To identify the vertical outliers by index number, and assign the resulting matrix to the variable ‘v.out’:

v.out <- which(matrix(rstudent(reg.s))< -2.5 | matrix(rstudent(reg.s)) > 2.5)
v.out
## [1] 16 66 67 68 69 70 71 72

To identify the good leverage points by index number and assign the resulting matrix to the variable ‘glp’:

glp <- which(matrix(hatvalues(reg.s)) > 0.06)
glp
## [1] 47

We can now identify these points on our plot, using the ‘points’ function, taking the hatvalues and standardised residuals from our ‘v.out’ matrix and ‘glp’ matrix:

plot(hatvalues(reg.s), rstudent(reg.s), xlab = "Leverage", ylab = "Standardised Residuals")
abline(h = -2.5, col="red", lty = 2)
abline(h = 2.5, col="red", lty = 2)
points(hatvalues(reg.s)[v.out], rstudent(reg.s)[v.out], col="red", pch=20)
text(hatvalues(reg.s)[v.out]+0.002, rstudent(reg.s)[v.out]+0.01, v.out, cex = 0.8) 
abline(v = 0.06, col = "darkgreen", lty = 2)
points(hatvalues(reg.s)[glp], rstudent(reg.s)[glp], col="darkgreen", pch=20)
text(hatvalues(reg.s)[glp]+0.002, rstudent(reg.s)[glp]+0.01, glp, cex = 0.8) 

If we apply the ‘plot’ function to the output of the linear model, we obtain four plots:

  1. residuals against fitted values,

  2. standardised residuals against theoretical quantiles (QQ residuals),

  3. the square root of the standardised residuals against the fitted values (scale-location), and

  4. the standardised residuals against the leverage (the plot we have already seen above).

par(mfrow = c(2,2))
plot(reg.s)

  1. Residuals against fitted values: the red line does not show a specific trend differing from linearity, so it seems that it would be reasonable to assume that our linear regression line models the relationship between the horsepower and prices effectively.

  2. Standardised residuals against theoretical quantiles (QQ residuals): here we can see that the tail ends of the curve veer away from the theoretical line (dotted) so the model seems to work well for the central section of the data and less well at the ends.

  3. The square root of the standardised residuals against the fitted values (scale-location) : here we see the red line is approximately horizontal, meaning the average magnitude of the standardised residuals does not change much as the expected values increase. The values are spread around above and below the line, but in a limited way, so the magnitudes do not vary much compared to the expected values.
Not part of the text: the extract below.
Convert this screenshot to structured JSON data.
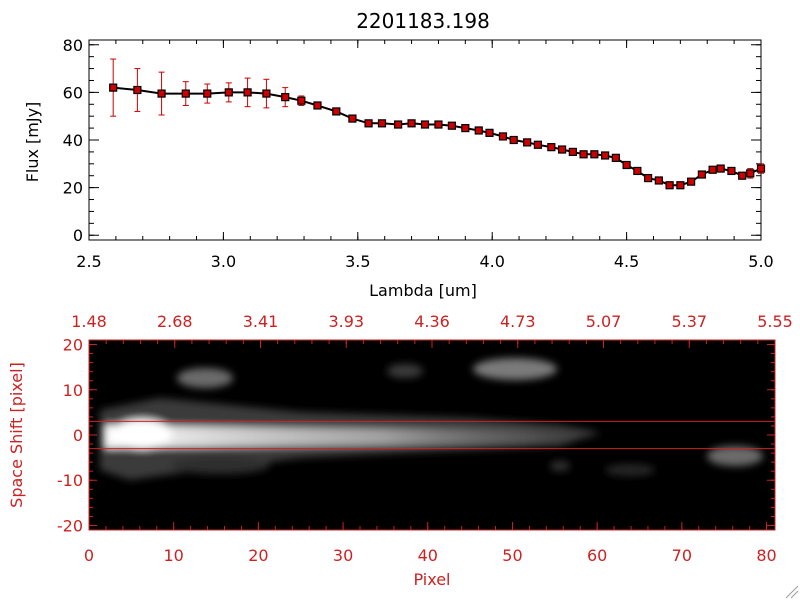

  4. The standardised residuals against the leverage (the plot we have already seen above) shows the outliers which are affecting the model. This indicates heteroskedasticity; the prediction errors differ for portions of the range. In this case, the regression has left something unaccounted for in high and low ranges of horsepower.

Making Predictions

To predict the ‘appropriate’ price, based on a horsepower value of 150 cavalli, we can form a matrix of (1, 150) that is, 1, which will be multiplied by beta zero and 150, which will be multiplied by beta 1. We transpose this matrix using the function ‘t’ so that it is 1 x 2, and multiply the transposed matrix by the 2 x 1 matrix of coefficients from the linear model:

x0 <- c(1, 150)
x0
## [1]   1 150
t(x0)%*%reg.s$coefficients
##          [,1]
## [1,] 21268.76

So the price, according to our model, should be € 21,270 for a horsepower of 150 cavalli.

Summary

In this analysis, we have:

Conclusion

Our simple linear regression model works quite well for most of the values, allowing us to make reasonably accurate predictions for the price, given the horsepower of a vehicle. However, adjustments could improve the model at the lower tail and particularly at the upper tail. There seems to be another predictor, as well as the horsepower, influencing the price of the vehicle. We could try to improve our model by including multiple predictors, to see if we can identify a more complex yet accurate relationship between the predictor and response variables.